According to understood.org, a comprehensive free online resource for parents of children with learning and attention issues, moms and dads play a vital role in their children’s success.

Fifteen nonprofit organizations teamed to launch Understood, which is specifically designed to help parents who don’t know why their kids are having difficulty learning, as well as those who have received a diagnosis confirming their child’s need for special services in school, to help overcome the problem.

Here, Sheldon H. Horowitz, EdD, the director of learning disabilities resources at the National Center for Learning Disabilities, answers basic questions about dyslexia, a learning and attention issue that commonly result in difficulties reading for those who suffer from the problem.

What exactly is dyslexia?
Dyslexia is a specific reading disability that impacts an individual’s ability to both learn how to read and, once they become readers, impacts a bunch of other different areas that are necessary for success in reading pretty much throughout their lifetime.

What causes dyslexia?
Well, we don’t really know what the cause of dyslexia is, but we know that dyslexia and other specific learning disabilities run in families. This means if you have someone with dyslexia and you look at their family tree, it’s not uncommon to see others in the family who have dyslexia.

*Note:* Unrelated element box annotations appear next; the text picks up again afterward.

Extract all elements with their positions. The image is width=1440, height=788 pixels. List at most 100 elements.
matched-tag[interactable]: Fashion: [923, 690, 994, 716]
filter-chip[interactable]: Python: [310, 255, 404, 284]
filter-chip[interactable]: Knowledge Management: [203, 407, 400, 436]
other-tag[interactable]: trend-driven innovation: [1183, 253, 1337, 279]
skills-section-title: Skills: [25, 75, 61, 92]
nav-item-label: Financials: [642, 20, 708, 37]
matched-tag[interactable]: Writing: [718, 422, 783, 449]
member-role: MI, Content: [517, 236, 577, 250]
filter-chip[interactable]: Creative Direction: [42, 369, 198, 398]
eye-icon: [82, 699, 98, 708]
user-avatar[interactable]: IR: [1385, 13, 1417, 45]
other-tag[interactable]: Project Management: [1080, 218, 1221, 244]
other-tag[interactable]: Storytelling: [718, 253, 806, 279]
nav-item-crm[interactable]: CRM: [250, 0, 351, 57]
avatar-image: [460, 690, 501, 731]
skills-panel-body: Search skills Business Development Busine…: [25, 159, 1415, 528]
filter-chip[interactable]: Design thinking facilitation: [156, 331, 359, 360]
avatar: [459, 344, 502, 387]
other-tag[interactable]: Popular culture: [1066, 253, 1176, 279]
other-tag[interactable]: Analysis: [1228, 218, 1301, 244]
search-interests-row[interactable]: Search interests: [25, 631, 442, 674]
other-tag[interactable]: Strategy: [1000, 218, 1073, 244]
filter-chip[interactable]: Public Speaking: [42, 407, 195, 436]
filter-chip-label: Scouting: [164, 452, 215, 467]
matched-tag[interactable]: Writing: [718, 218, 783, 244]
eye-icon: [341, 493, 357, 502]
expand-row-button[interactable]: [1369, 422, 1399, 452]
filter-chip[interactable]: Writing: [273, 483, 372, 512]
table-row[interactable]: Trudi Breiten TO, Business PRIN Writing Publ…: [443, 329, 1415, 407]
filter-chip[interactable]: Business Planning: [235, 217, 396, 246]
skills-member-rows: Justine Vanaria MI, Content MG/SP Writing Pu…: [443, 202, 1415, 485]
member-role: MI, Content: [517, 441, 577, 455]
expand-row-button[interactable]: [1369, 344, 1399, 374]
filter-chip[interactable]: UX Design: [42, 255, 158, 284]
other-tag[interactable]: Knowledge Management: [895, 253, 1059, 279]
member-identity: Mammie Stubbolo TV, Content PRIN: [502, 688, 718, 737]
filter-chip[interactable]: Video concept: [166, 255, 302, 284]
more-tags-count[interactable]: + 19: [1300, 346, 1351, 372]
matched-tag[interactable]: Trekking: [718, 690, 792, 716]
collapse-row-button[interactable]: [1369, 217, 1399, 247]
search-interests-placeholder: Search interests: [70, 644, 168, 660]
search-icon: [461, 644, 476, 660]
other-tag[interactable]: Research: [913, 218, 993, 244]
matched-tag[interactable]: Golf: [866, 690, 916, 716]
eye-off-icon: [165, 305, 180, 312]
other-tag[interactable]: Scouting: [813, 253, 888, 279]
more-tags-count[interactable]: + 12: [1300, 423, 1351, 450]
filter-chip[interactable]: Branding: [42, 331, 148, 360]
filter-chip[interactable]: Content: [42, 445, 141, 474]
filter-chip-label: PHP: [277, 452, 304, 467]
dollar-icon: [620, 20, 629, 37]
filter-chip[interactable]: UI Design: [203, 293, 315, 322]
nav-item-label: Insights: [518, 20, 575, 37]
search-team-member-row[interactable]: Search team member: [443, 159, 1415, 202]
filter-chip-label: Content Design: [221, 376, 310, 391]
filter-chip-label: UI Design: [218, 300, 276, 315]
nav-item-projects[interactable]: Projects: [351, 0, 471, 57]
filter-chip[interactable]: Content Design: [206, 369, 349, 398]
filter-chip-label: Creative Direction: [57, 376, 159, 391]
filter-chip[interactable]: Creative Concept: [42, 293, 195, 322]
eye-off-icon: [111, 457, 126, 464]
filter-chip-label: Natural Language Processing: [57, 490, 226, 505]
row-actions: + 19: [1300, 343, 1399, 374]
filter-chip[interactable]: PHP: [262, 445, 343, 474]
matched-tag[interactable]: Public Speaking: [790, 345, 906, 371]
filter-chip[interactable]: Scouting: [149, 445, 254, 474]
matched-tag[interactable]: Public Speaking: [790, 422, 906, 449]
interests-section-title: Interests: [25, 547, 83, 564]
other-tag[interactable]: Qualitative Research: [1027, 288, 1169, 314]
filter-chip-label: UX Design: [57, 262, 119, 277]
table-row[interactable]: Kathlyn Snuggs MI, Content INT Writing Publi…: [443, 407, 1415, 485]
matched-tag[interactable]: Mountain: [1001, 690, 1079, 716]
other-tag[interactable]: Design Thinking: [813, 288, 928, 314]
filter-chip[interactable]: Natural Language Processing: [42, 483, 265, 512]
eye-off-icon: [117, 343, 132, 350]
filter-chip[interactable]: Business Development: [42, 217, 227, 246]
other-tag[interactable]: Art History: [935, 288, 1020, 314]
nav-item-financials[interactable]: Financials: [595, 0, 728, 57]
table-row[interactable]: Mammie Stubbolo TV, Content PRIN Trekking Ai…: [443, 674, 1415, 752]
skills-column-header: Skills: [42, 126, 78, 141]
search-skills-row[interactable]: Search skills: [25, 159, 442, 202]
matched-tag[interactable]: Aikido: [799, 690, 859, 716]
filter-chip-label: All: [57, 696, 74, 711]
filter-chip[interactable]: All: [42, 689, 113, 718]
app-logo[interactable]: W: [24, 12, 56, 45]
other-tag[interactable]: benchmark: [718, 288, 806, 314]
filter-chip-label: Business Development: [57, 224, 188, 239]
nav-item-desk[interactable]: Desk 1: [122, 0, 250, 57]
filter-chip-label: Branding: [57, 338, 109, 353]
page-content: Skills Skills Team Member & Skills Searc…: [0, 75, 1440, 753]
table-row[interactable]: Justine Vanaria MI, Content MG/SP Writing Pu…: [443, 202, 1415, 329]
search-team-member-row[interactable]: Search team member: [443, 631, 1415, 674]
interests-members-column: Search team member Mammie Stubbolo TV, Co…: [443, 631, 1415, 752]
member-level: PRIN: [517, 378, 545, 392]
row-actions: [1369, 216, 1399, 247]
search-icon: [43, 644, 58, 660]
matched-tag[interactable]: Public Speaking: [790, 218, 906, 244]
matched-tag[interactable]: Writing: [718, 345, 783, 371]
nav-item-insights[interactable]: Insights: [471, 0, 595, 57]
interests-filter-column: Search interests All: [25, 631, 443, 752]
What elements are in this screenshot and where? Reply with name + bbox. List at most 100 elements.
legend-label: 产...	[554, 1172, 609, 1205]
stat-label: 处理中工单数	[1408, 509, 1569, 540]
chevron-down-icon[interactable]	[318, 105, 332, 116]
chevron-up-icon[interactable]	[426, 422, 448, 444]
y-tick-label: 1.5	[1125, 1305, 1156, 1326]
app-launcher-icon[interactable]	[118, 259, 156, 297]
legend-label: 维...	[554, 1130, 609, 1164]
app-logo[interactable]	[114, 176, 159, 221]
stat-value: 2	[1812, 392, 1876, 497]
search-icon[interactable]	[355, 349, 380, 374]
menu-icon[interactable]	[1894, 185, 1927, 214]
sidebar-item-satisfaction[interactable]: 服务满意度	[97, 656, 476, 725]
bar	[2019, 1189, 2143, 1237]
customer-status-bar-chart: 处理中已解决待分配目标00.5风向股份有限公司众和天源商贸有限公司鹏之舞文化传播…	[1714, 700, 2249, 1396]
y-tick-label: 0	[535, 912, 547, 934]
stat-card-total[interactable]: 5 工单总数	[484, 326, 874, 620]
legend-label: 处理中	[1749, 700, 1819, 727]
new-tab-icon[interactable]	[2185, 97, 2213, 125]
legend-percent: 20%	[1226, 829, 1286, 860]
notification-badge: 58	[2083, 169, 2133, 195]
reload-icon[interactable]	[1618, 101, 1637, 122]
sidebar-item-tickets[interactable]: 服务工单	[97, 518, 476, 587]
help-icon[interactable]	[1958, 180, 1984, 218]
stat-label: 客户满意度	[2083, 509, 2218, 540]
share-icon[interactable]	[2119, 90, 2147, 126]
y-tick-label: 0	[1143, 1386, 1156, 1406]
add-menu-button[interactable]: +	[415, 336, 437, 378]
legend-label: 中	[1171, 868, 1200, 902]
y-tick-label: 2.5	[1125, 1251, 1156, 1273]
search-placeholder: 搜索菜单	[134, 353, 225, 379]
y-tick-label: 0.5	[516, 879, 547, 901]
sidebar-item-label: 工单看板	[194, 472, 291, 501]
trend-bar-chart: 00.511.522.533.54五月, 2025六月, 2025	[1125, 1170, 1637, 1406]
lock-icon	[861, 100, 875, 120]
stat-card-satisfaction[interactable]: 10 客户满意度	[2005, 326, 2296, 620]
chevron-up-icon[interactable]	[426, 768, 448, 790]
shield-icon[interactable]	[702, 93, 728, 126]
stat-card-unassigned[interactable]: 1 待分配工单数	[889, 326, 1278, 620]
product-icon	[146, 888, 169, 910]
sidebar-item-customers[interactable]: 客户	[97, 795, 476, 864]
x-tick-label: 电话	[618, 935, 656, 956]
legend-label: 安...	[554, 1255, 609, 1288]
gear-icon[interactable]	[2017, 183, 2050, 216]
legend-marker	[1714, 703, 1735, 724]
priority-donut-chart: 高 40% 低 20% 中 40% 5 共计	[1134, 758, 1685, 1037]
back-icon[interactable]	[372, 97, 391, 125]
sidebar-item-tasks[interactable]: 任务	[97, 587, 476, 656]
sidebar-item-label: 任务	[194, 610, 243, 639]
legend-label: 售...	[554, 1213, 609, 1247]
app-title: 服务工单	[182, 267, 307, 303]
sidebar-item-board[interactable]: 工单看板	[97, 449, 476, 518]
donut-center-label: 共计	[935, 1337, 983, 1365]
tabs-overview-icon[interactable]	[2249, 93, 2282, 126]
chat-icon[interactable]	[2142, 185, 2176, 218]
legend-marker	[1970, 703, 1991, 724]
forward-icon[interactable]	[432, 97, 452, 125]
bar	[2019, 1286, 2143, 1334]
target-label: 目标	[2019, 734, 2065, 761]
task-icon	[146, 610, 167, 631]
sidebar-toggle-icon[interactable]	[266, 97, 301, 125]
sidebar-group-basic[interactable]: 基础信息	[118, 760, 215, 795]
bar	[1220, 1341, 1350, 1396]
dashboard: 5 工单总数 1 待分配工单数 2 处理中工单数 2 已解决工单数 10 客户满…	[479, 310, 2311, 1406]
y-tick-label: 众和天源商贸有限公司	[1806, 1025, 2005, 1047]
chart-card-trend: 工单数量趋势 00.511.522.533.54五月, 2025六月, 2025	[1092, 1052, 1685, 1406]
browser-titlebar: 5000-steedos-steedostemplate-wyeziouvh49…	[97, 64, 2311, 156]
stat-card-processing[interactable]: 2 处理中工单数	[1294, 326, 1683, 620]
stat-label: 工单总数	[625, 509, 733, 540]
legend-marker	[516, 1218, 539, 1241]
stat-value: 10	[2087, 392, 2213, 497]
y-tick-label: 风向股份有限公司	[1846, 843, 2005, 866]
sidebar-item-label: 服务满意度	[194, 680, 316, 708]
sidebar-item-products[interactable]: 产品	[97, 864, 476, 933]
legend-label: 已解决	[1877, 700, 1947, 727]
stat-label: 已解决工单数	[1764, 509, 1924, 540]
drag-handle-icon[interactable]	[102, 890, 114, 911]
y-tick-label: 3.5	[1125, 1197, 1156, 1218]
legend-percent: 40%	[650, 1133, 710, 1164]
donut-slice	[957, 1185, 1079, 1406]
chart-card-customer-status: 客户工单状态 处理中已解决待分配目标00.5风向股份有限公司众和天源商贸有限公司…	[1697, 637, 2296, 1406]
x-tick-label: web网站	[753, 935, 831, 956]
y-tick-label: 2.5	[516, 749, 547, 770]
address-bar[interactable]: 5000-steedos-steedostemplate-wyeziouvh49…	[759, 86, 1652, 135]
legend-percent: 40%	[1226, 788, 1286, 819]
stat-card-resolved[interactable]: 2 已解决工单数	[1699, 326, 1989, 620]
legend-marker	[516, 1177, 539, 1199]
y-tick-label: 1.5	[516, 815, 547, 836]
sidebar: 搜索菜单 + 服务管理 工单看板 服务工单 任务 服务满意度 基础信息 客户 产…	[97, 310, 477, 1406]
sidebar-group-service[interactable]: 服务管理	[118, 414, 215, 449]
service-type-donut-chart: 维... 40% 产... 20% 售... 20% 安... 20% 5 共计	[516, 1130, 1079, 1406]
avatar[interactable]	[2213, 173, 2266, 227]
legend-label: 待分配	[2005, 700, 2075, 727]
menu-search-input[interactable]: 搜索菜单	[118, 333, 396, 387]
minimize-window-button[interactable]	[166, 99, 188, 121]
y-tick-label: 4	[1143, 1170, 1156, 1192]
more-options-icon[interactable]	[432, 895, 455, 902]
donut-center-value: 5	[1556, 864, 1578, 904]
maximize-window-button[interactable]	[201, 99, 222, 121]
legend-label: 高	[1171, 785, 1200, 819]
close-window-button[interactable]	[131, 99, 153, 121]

How exactly does dyslexia affect someone’s ability to read and to learn in general?
I would say that dyslexia impacts a person’s ability to learn how to read successfully. But dyslexia also impacts other areas of a person’s learning and attention profile. For example, if you’re a good reader, you’re going to be able to sound out certain words, certain letters, and know that those letters map together and that they blend together to create words that have meaning. If you don’t have the ability to be aware that letters and sounds associate with each other in a very particular, structured kind of way, then you’re going to have difficulties learning to read, and that is one of the hallmarks of dyslexia.

How is dyslexia detected?
What we look for has to do with watching children while they’re reading, giving them reading tasks, doing a very careful task analysis, and sort of unpacking and figuring out what the child is doing and not doing. Also, we watch what they do in one setting versus another setting. In addition, we try to understand whether or not, for example, they may have some short-term memory issues that are interfering with their ability to hold on to information and then do something with it. There are kids who have dyslexia who read and who are able to read really well, but then they don’t understand what they’re reading and have to go back again and read for meaning. The evaluations we do for dyslexia are not brain scans and they’re not blood tests; they’re behavioral measures, they’re academic measures that entail us asking kids to do certain things that tap into they way they think and remember. These are ways of retrieving information that are important when you’re an efficient reader.